Glacial‐Interglacial Shifts Dominate Tropical Indo‐Pacific Hydroclimate During the Late Pleistocene
Grace Windler, Jessica E. Tierney, Kevin J. Anchukaitis
Abstract
Abstract The climatic drivers of tropical rainfall and atmospheric circulation in the late Pleistocene are still debated. Some studies suggest that tropical precipitation primarily responded to precession (23–19 ky cycle), whereas others propose that glacial‐interglacial (100 ky) changes in ice sheets and sea level dominate. Here, we reexamine orbital influences on tropical‐to‐subtropical precipitation isotopes using singular spectrum analysis to isolate leading oscillatory modes from proxy records across the Indo‐Pacific Warm Pool (IPWP) and Asian monsoon domain.

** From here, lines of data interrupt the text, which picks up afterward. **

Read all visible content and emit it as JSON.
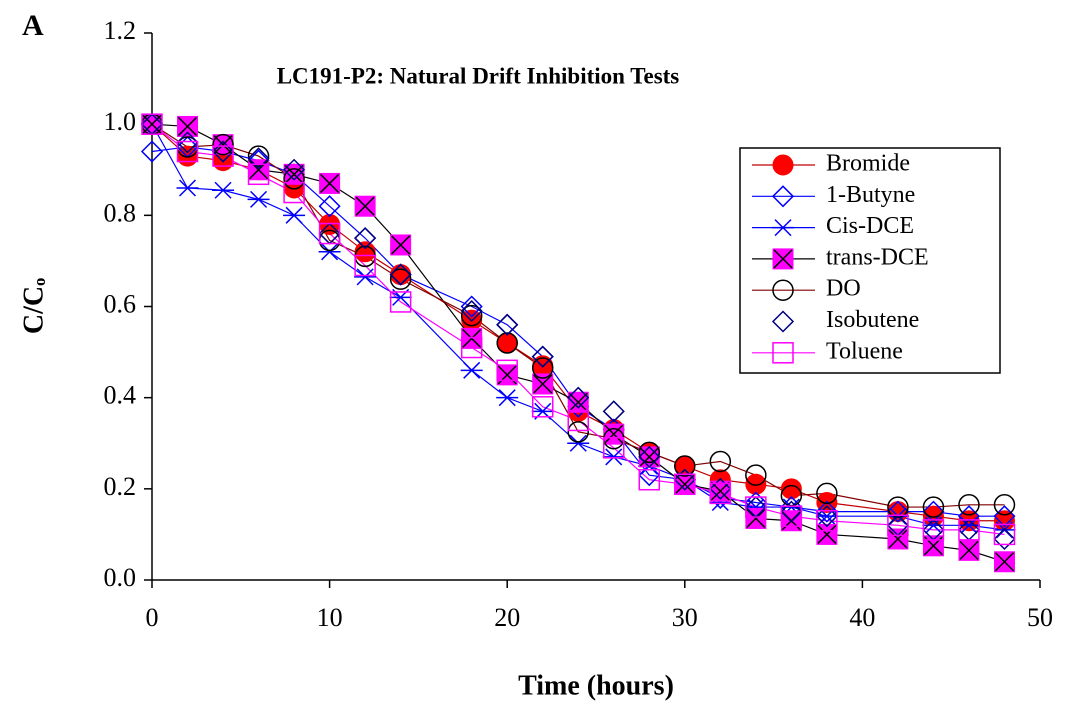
{
  "chart_data": {
    "type": "line",
    "panel_label": "A",
    "title": "LC191-P2: Natural Drift Inhibition Tests",
    "x_label": "Time (hours)",
    "y_label": "C/Cₒ",
    "x": [
      0,
      2,
      4,
      6,
      8,
      10,
      12,
      14,
      18,
      20,
      22,
      24,
      26,
      28,
      30,
      32,
      34,
      36,
      38,
      42,
      44,
      46,
      48
    ],
    "xlim": [
      0,
      50
    ],
    "xticks": [
      0,
      10,
      20,
      30,
      40,
      50
    ],
    "ylim": [
      0,
      1.2
    ],
    "yticks": [
      {
        "value": 0,
        "label": "0.0"
      },
      0.2,
      0.4,
      0.6,
      0.8,
      {
        "value": 1,
        "label": "1.0"
      },
      1.2
    ],
    "series": [
      {
        "name": "Bromide",
        "marker": "circle-filled",
        "color": "#ff0000",
        "line_color": "#c00000",
        "line": true,
        "values": [
          1.0,
          0.93,
          0.92,
          0.9,
          0.86,
          0.78,
          0.72,
          0.67,
          0.57,
          0.52,
          0.47,
          0.37,
          0.33,
          0.28,
          0.25,
          0.22,
          0.21,
          0.2,
          0.17,
          0.15,
          0.14,
          0.13,
          0.13
        ]
      },
      {
        "name": "1-Butyne",
        "marker": "diamond",
        "color": "#0000ff",
        "line_color": "#0000ff",
        "line": true,
        "values": [
          0.94,
          0.95,
          0.94,
          0.92,
          0.89,
          0.82,
          0.75,
          0.67,
          0.6,
          0.56,
          0.49,
          0.38,
          0.33,
          0.23,
          0.22,
          0.18,
          0.17,
          0.16,
          0.15,
          0.15,
          0.15,
          0.14,
          0.14
        ]
      },
      {
        "name": "Cis-DCE",
        "marker": "asterisk",
        "color": "#0000ff",
        "line_color": "#0000ff",
        "line": true,
        "values": [
          1.0,
          0.86,
          0.855,
          0.835,
          0.8,
          0.72,
          0.665,
          0.62,
          0.46,
          0.4,
          0.37,
          0.3,
          0.27,
          0.25,
          0.22,
          0.17,
          0.16,
          0.16,
          0.14,
          0.14,
          0.12,
          0.12,
          0.11
        ]
      },
      {
        "name": "trans-DCE",
        "marker": "square-x",
        "color": "#ff00ff",
        "line_color": "#000000",
        "line": true,
        "values": [
          1.0,
          0.995,
          0.955,
          0.9,
          0.89,
          0.87,
          0.82,
          0.735,
          0.53,
          0.45,
          0.43,
          0.39,
          0.32,
          0.27,
          0.21,
          0.195,
          0.135,
          0.13,
          0.1,
          0.09,
          0.075,
          0.065,
          0.04
        ]
      },
      {
        "name": "DO",
        "marker": "circle",
        "color": "#000000",
        "line_color": "#800000",
        "line": true,
        "values": [
          1.0,
          0.95,
          0.955,
          0.93,
          0.88,
          0.745,
          0.71,
          0.66,
          0.58,
          0.52,
          0.465,
          0.325,
          0.31,
          0.28,
          0.25,
          0.26,
          0.23,
          0.185,
          0.19,
          0.16,
          0.16,
          0.165,
          0.165
        ]
      },
      {
        "name": "Isobutene",
        "marker": "diamond",
        "color": "#000080",
        "line_color": "#000080",
        "line": false,
        "values": [
          1.0,
          0.96,
          0.94,
          0.925,
          0.9,
          0.76,
          0.75,
          0.67,
          0.59,
          0.56,
          0.49,
          0.4,
          0.37,
          0.27,
          0.22,
          0.2,
          0.16,
          0.15,
          0.14,
          0.12,
          0.11,
          0.11,
          0.09
        ]
      },
      {
        "name": "Toluene",
        "marker": "square",
        "color": "#ff00ff",
        "line_color": "#ff00ff",
        "line": true,
        "values": [
          1.0,
          0.94,
          0.93,
          0.89,
          0.85,
          0.76,
          0.69,
          0.61,
          0.51,
          0.46,
          0.38,
          0.35,
          0.29,
          0.22,
          0.21,
          0.19,
          0.16,
          0.14,
          0.13,
          0.12,
          0.11,
          0.11,
          0.1
        ]
      }
    ]
  }
}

We find that the IPWP, Bay of Bengal, and South China Sea are dominated by the 100 ky glacial‐interglacial mode of variability, whereas eastern China clearly follows precession, suggesting that precipitation isotopes over the mid‐latitude Asian continent respond to different mechanisms than those in the IPWP or Indian and East Asian monsoon regions. This study demonstrates that glacial cycles, rather than changes in local insolation, are the dominant drivers of Pleistocene IPWP hydroclimate.